Whether pro or con, Keen is one of the most engaging storytellers in tech journalism. Still, some of his recommendations are a little thin on practicalities. Like many newly awoken tech policy advocates, he wildly oversimplifies the difficulties of designing and enforcing new regulations aimed at controlling rapidly evolving industries.
He praises efforts by the European Union, for example, to hobble companies — including Facebook, Microsoft, Amazon, Google, Apple and Netflix — with large fines and vague remedies. Yet Keen fails to note that these are all US-based companies, which may be the principal reason European regulators are attacking them. The EU’s highly regulated economies, after all, have yet to produce a single tech giant of their own.
While Keen lauds the trendy idea of a government-funded minimum income to offset job losses from robots and artificial intelligence, he acknowledges that in Switzerland, the only country so far to vote on the idea, nearly 80 per cent of voters rejected it outright. History, Keen says, is the best guide to overcoming technology’s discontents.
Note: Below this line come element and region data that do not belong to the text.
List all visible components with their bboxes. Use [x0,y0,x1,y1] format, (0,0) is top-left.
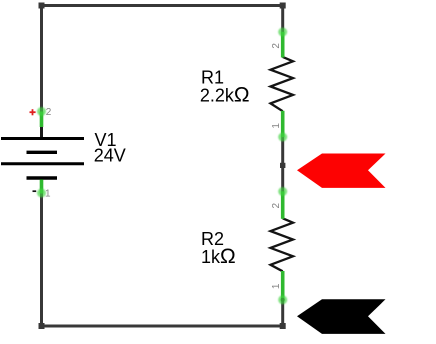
svg-text:2: 2 [271,202,282,208]
wire: V1 symbol top leg (pin stub to plus plate) [40,126,43,139]
polarity marker: V1 minus [33,190,37,192]
resistor R1 pin 1 stub [278,111,287,142]
junction: bottom-left corner node [39,323,45,329]
battery V1 pin 2 green stub [37,107,46,127]
resistor R2 pin 1 stub [278,271,287,304]
resistor R1 zigzag [271,57,294,111]
net highlight glow: V1 pin 1 wire [38,192,45,206]
net highlight glow: V1 pin 2 wire [38,97,45,115]
wire: left vertical (top corner down to V1 pin 2 node) [40,4,43,115]
wire: left vertical lower (V1 minus down to bottom corner) [40,193,43,328]
wire: middle net (R1 pin1 to R2 pin2) [281,137,284,192]
polarity marker: V1 plus [30,109,36,115]
junction: bottom-right corner node [280,323,286,329]
svg-text:2: 2 [271,43,282,49]
resistor R2 zigzag [271,218,294,271]
svg-text:1kΩ: 1kΩ [201,245,236,268]
battery V1 pin 1 green stub [37,180,46,198]
junction: middle node (probe attach point) [280,163,285,168]
resistor R1 pin 2 stub [278,28,287,58]
resistor R2 pin 2 stub [278,187,287,219]
svg-text:1: 1 [271,283,282,289]
svg-text:2: 2 [46,107,52,118]
svg-text:2.2kΩ: 2.2kΩ [200,83,250,106]
junction: top-right corner node [280,3,286,9]
wire: bottom net (V1 minus to R2 pin1) [42,325,284,328]
svg-text:1: 1 [45,188,51,199]
junction: top-left corner node [39,3,45,9]
wire: top net (V1 pin2 to R1 pin2) [42,4,283,7]
wire: right vertical lower (R2 pin1 down to bottom corner) [281,301,284,328]
probe arrow black (bottom net) [297,299,386,334]
battery V1 plates [1,139,84,179]
wire: right vertical upper (top corner down to R1 pin2) [281,4,284,34]
svg-text:1: 1 [271,123,282,129]
svg-text:24V: 24V [94,146,126,166]
probe arrow red (middle node between R1 and R2) [297,154,386,188]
The United States and Europe were “reasonably effective” in responding to an earlier tech crisis — the industrial revolution. With civilisation “on the edge of violence,” Keen says, even conservative governments passed laws protecting child labour, Social Security, national insurance and labour unions.
“Today, as we edge toward the kind of class divisions and inequalities of late-19th-century industrial society,” he says, “we would be wise to remind ourselves of those examples.”
Unlike many of the tech luminaries he once satirised, Keen has become hopeful about the future. He hasn’t exactly come to praise tech, but he’s no longer trying to bury it, either. And even if his fixes aren’t fully fleshed out, at least he’s pitching.
— Washington Post
Larry Downes is co-author with Paul Nunes of Big Bang Disruption: Strategy in the Age of Devastating Innovation (Portfolio 2014). He is a project director at the Georgetown Centre for Business and Public Policy.